Wednesday 10 December 2014

Why So Dramatic?

New South Wales and southern Queensland had been experiencing dramatic electrical storms for about a week and a half. It was enough to keep us penned in at the Gold Coast waiting for them to blow around outside before we made a move. It was nice to sit and chill after our busy and tiring time working on the boat on the hard, so we enjoyed the forced break, catching up with friends and relaxing a bit (as much as one can in an anchorage where jet-skiers zoom around and people wear these weird jet-boots and ‘fly’ around tethered to a jet-ski by a pipe of pressurised by water). 

The forecast finally looked good, well good enough to get us the short 170nm, 28-hour hop to Coffs Harbour. The prediction showed we should expect a nice 10-15kt northerly to send us on our way. The wind was a bit evasive to start with, but before long we were sailing nicely and we even jumped aboard the East Australian Current conveyor-belt and grabbed an extra 2kts of speed for free, we were rocketing south at between 6-8 kts. We were happily looking at making a dawn entry to Coffs Harbour, well ahead of schedule.

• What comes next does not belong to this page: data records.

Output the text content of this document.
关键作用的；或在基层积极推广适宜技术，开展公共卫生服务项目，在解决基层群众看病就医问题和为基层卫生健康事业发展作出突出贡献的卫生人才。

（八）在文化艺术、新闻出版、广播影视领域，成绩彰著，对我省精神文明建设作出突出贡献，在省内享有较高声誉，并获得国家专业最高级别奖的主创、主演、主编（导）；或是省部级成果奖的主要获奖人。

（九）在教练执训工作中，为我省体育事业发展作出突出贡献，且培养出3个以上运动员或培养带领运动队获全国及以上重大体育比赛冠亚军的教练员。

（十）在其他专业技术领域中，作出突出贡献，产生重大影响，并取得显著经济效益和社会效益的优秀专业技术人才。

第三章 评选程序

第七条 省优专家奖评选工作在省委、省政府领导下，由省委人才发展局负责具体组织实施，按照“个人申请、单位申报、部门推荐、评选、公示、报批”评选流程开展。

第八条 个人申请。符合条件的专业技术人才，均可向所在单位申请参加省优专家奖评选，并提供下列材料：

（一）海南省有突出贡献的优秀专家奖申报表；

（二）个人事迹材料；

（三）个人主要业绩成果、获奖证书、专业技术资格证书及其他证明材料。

As we were passing Ballina the skies changed. The eastern view was a sheer dark blue, while the western sky had developed a nasty green tinge and some foreboding thunderhead clouds. It stayed to our west for sometime however the clouds were closing in and it started to feel suffocating, the storm was definitely coming our way. We quickly furled in the jib and reefed the main sail, we didn’t know how much of a windy punch the storm front would bring with it.

View of the eastern sky

Lightning flashes lit up the cloud formations from behind and the wind started to pick up, from 15kts to 25kts and the seas were not far behind, whipping up to 2m in what felt like an instant. We could track the movement of the storm on radar and it looked like we were in between two storm cells which were slowly moving north east. We were going to get the full show, and considering that constituted a lot of lightning, we were aprehensive.

Then it was time to hold on, we decided to hove to as the wind direction spun around the dial and reached 35kts, bringing waves that were breaking over the bow. The thunder boomed above us and had us throwing our hands over our ears as a reflex reaction to the intense volume. A brilliant purple and pink lightning bolt stung the water and the water was audibly singed from the impact of the heat. We simultaneously removed our hands from anything metal on the boat in case of a lightning strike. Thunder boomed all around and we counted and watched as the lightning struck time and time again. Then the rain fell, as if it had never rained before the heavens opened and delivered torrents and torrents with such force that everything was soaked in an instant. The rain and the storm stayed with us as the eye of the storm passed over delivering 40kts of wind. Slowly the cell started to move off, in time for the following cell to come. This one was a meeker version of its bigger brother and the wind started to drop.


As the storms passed over it was as if the the wind had been sucked out of the airspace and we were left bobbing around in 3m seas that had been whipped up by the wind. Off to the aft of our boat we could see a slight glimmer high in the sky…a rainbow trying to peek through. As the lightning flickered off in the distance we were left in awe of the sound and fury that strutted and fretted it's hour upon our patch of sea (and EJ suffered no lightning strikes, phew).